Leo Cantillo (Clifton, New Jersey) hooked a 47-pound wahoo while fishing on The Right Place last Tuesday. The crew won $19,125.

The Instigator team also received $19,125 for Curtis Colgate’s (Virginia Beach) 43-pound wahoo caught last Thursday.

Top Three Boats (releases):

Viking 72: 10 white marlins and one blue marlin released, 875 points; Billfisher, 12 white marlins released, 840 points; Fin Planner, 11 white marlins released, 770 points.

Top Three Anglers:

Ron Kawaja (Fin Planner), eight white marlins released, 560 points; Joe Rahman (Auspicious), three white releases, one white boated and one blue marlin boated, 503 points; Greg Lentz (Trust Me Too), three whites, one blue and one spearfish released, 455 points.

A total of 382 boats registered for this year’s tournament.

Crews could fish three of five days.
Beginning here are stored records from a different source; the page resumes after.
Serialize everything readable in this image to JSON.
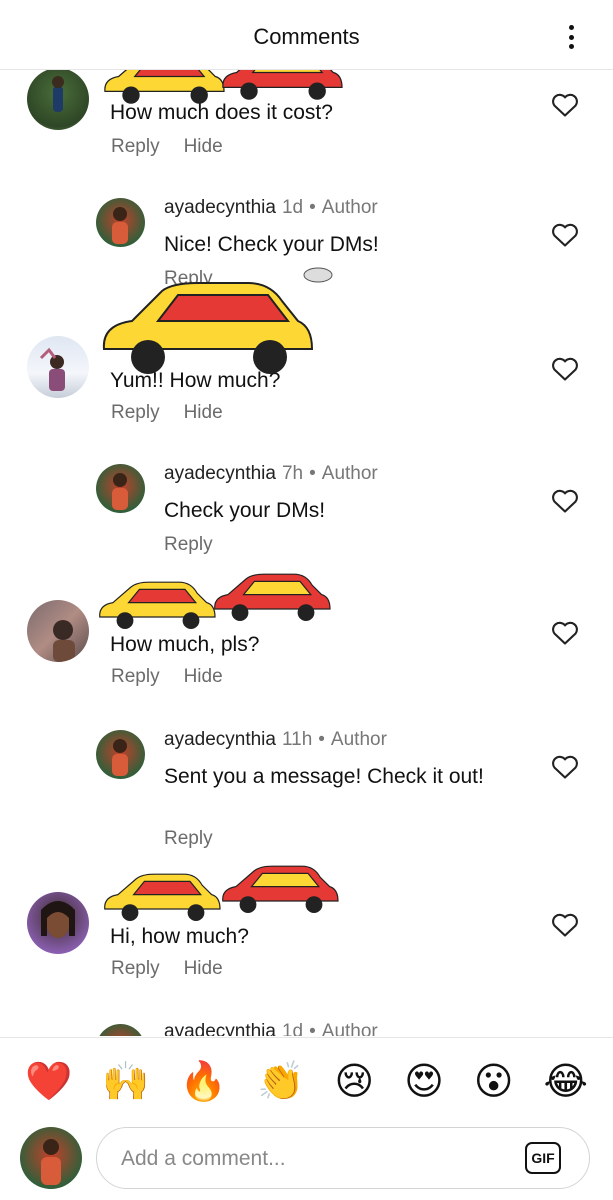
{
  "header": {
    "title": "Comments",
    "more_icon": "more-vertical-icon"
  },
  "comments": [
    {
      "avatar": "avatar-man-in-garden",
      "user": "",
      "text": "How much does it cost?",
      "reply_label": "Reply",
      "hide_label": "Hide"
    },
    {
      "avatar": "avatar-ayadecynthia",
      "user": "ayadecynthia",
      "time": "1d",
      "tag": "Author",
      "text": "Nice! Check your DMs!",
      "reply_label": "Reply"
    },
    {
      "avatar": "avatar-group-photo",
      "user": "",
      "text": "Yum!! How much?",
      "reply_label": "Reply",
      "hide_label": "Hide"
    },
    {
      "avatar": "avatar-ayadecynthia",
      "user": "ayadecynthia",
      "time": "7h",
      "tag": "Author",
      "text": "Check your DMs!",
      "reply_label": "Reply"
    },
    {
      "avatar": "avatar-woman-brown",
      "user": "",
      "text": "How much, pls?",
      "reply_label": "Reply",
      "hide_label": "Hide"
    },
    {
      "avatar": "avatar-ayadecynthia",
      "user": "ayadecynthia",
      "time": "11h",
      "tag": "Author",
      "text": "Sent you a message! Check it out!",
      "reply_label": "Reply"
    },
    {
      "avatar": "avatar-woman-smiling",
      "user": "",
      "text": "Hi, how much?",
      "reply_label": "Reply",
      "hide_label": "Hide"
    },
    {
      "avatar": "avatar-ayadecynthia",
      "user": "ayadecynthia",
      "time": "1d",
      "tag": "Author",
      "text": "",
      "reply_label": ""
    }
  ],
  "reactions": [
    "❤️",
    "🙌",
    "🔥",
    "👏",
    "😢",
    "😍",
    "😮",
    "😂"
  ],
  "composer": {
    "placeholder": "Add a comment...",
    "gif_label": "GIF"
  },
  "colors": {
    "car_body_red": "#e53935",
    "car_body_yellow": "#fdd835",
    "heart_outline": "#222222",
    "secondary_text": "#6b6b6b"
  }
}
A total of 319 boats went offshore on Monday. More than half took a lay day on Tuesday as 150 ventured out. On Wednesday, 129 boats headed offshore. Thursday, 213 fished, and on the final day last Friday, 335 boats went offshore.

Overall, Motsko thought the tournament was “excellent.”

“We had great weather and that was the key to us getting a few more smaller boats. Marlin fishing wasn’t fantastic, but it was pretty good,” he said. “We had the biggest single winner this year, a record payout, no major incidents. I’m very happy with it.”

The 2019 tournament is scheduled Aug. 5-9.